Dichiarazione di Stefano FASSINA –Responsabile economico Nazionale PD –

“Non è per nulla rassicurante il comunicato di Fiat dopo l’incontro con i sindacati, esclusa la Cgil, del 1 Agosto scorso. Certo, la difficilissima fase economica, le incertezze del quadro economico generale e i suoi riflessi particolari sull’Italia non possono lasciare immutati i programmi definiti nel 2010. Tuttavia, l’enfasi data da Marchionne alla consolidata negatività del mercato europeo a fronte dei risultati positivi del mercato nord e sud americano, indicano chiaramente le direzione di marcia di Fiat. Tutto è rinviato in autunno. Nessuna notizia sui modelli da produrre e i tempi dell’avvio della produzione. Nessun aggiornamento del programma Fabbrica Italia e i 20 miliardi di euro di investimenti. A fronte di tali incertezze, il governo non può rimanere passivo. È necessario che il governo convochi la Fiat, chiarisca le intenzioni dell’azienda e valuti possibili iniziative di politica industriale. Inoltre, rimane punto fondamentale da affrontare la questione della democrazia nelle aziende del gruppo. Anche in considerazione della discussione per il contratto nazionale, va risolto sul piano sindacale e legislativo il problema dell’esclusione dalla rappresentanza dei lavoratori e delle lavoratrici delle organizzazioni non firmatarie dei rinnovi contrattuali. Una così difficile fase può essere affrontata soltanto con patto equilibrato tra impresa e lavoro ed compito del governo contribuire a promuoverlo”.

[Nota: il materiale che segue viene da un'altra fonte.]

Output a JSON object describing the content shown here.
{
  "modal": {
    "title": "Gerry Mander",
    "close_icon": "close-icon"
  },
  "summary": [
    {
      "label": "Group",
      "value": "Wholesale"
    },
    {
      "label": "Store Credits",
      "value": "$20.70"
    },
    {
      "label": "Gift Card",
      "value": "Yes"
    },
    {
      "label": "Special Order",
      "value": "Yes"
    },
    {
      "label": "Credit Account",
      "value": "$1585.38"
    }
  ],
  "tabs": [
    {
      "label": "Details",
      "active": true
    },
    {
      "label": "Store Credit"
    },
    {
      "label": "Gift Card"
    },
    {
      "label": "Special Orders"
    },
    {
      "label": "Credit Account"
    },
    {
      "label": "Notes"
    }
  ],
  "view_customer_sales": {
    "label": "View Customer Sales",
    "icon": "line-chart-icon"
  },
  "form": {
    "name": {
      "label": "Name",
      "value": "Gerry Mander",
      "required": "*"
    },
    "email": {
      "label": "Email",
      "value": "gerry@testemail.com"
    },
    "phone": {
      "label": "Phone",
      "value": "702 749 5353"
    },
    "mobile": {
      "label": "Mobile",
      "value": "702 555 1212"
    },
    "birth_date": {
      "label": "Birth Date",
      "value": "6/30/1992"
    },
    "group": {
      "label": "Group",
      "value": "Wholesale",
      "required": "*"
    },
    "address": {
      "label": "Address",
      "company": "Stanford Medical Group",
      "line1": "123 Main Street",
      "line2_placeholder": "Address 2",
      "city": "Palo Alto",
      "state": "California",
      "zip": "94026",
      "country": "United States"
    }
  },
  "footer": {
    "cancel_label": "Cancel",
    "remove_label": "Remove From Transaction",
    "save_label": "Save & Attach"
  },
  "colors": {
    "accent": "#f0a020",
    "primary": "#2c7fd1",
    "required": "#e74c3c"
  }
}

Lucio Migliorelli: “Come PD abbiamo preso parte alle iniziative promosse dalle istituzioni del territorio e da alcune forze sociali, oltre che dialogato con tutti gli attori nel corso della assemblea provinciale dell’ascolto. La Fiat rappresenta una forza produttiva importante del nostro territorio e va posta al centro della politica e per questo motivo abbiamo lanciato questa iniziativa del 20 Settembre: vogliamo conoscere le strategie del gruppo FIAT e capire quale sia il futuro di questo stabilimento”.

 

Francesco Scalia: “E’ fondamentale difendere il tessuto industriale della nostra provincia ed in particolare lo Stabilimento Fiat: da Presidente della provincia, assieme alla Regione Lazio, mi sono speso per salvaguardare l’indotto produttivo della Fiat, destinando risorse alle infrastrutture e al miglioramento della tecnologia. E’ chiaro che Fiat deve investire. Il Governo deve tutelare gli interessi industriali e pretendere chiarezza dall’azienda, in modo da tutelare le realtà industriali”.

 

Francesco De Angelis: “In questa situazione difficile per l’economia italiana non possiamo permetterci di perdere la Fiat che, con il suo indotto, è un pezzo fondamentale dell’economia della Regione, oltre ad essere il marchio più significativo del paese. La Fiat è soprattutto lavoro per tanta gente, per questo l’idea di Marchionne di disimpegnarsi è un’idea scellerata. Quando ci siamo stati noi alla Regione ed alla provincia, abbiamo investito molto sulla Fiat e sull’indotto: 70-80 milioni di euro per tutelare la realtà produttiva più grande della nostra Regione. Pertanto è fondamentale che il Governo pretenda chiarezza da parte della Fiat”.